Die Erkrankung Grüner Star, auch Glaukom genannt, bezeichnet einige Augenerkrankungen, die den fortschreitenden Verlust von Nervenfasern gemeinsam haben. Allein in Deutschland leiden nach Schätzungen des Berufsverbandes der Augenärzte Deutschlands etwa eine Millionen Menschen an der Augenerkrankung Grüner Star. Weltweit ist das Glaukom eine der häufigsten Ursachen für Erblindung.

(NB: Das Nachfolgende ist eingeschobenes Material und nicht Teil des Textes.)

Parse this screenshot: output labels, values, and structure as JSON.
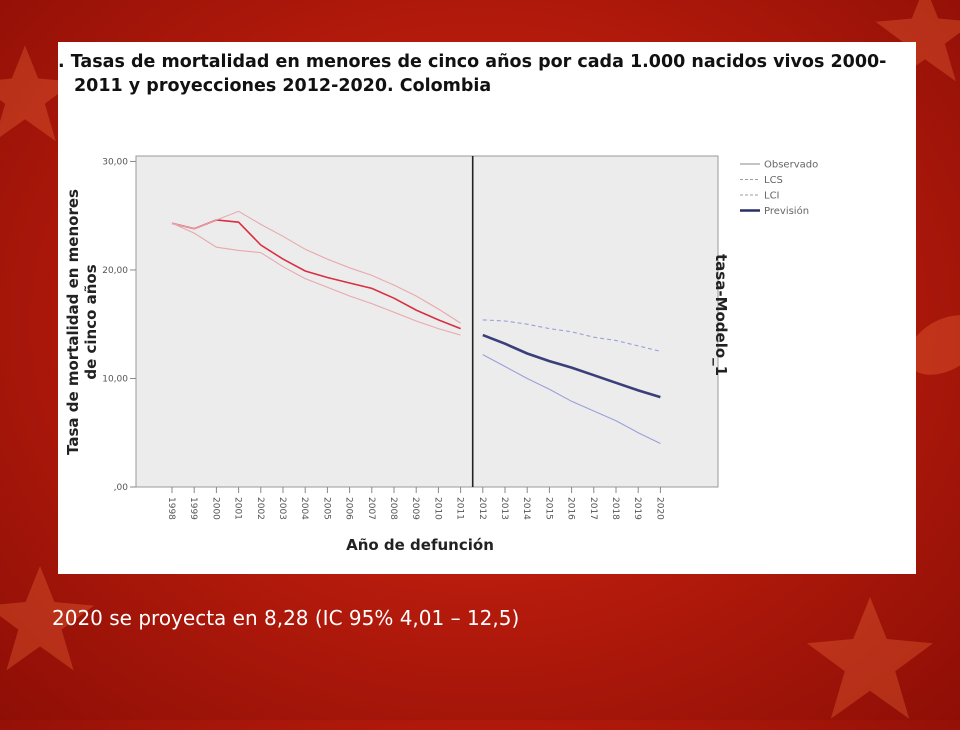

Der hauptsächliche Risikofaktor für die Entstehung eines Glaukoms ist ein erhöhter Augeninnendruck. Verursacht werden, kann dieser durch genetische Dispositionen, hohes Lebensalter, sehr niedrigen oder stark schwankenden Blutdruck, Diabetes mellitus und eine hohe Kurz- oder Weitsichtigkeit. Ein Grüner Star entsteht, wenn ein Missverhältnis zwischen der Durchblutung der Sehnerven und dem Augeninnendruck besteht. Konkret bedeutet dies, dass das Verhältnis zwischen Produktion und Abfluss der im Auge befindlichen Flüssigkeit ungünstig ausfällt. Der Sehnervenkopf, die Mündung aller Nerven aus dem Hirn hin zum Augenhintergrund, wird dann geschädigt, d. h. die einzelnen Nervenfasern sterben langsam ab. Der Betroffene bemerkt diesen Vorgang erst bei sehr fortgeschrittener Sehnervenzerstörung durch einen Abfall des Sehvermögens, da der Prozess zumeist schmerzfrei von statten geht. Folgen der Schäden sind sogenannte Geschichtsfeldausfälle und im schlimmsten Fall die völlige Erblindung.

Zunächst unterscheidet die Medizin zwischen primären und sekundären Glaukom. Unter letzterem werden eine Reihe von (Augen-) Erkrankungen zusammengefasst. Eine weitere Unterscheidung ist die zwischen Weitwinkelglaukom und Engwinkelglaukom. Ersteres tritt am häufigsten auf. Eine Variante des Engwinkelglaukoms ist der Glaukomanfall, der durch einen plötzlichen Rückgang des Kammerwasserabflusses entsteht. Ein angeborener Grüner Star tritt sehr selten, bei nur etwa einem von 15.000 Neugeborenen, auf. Da in diesem Fall anatomische Fehlbildungen ursächlich sind, kann hier nur eine Operation den Schaden beheben. Das Niedrigdruckglaukom ist eine Grüner Star-Erkrankung, die keinen erhöhten Augeninnendruck zur Ursache hat. Für eine Glaukom-Diagnosestellung werden der Augeninnendruck gemessen sowie der Augenhintergrund und das Gesichtsfeld untersucht. Alle Therapien des Grünen Star, von anfänglicher Anwendung von Augentropfen über eine spezielle Laserbehandlung bis hin zu einer Operation, haben eine Verminderung des Augeninnendrucks zum Ziel.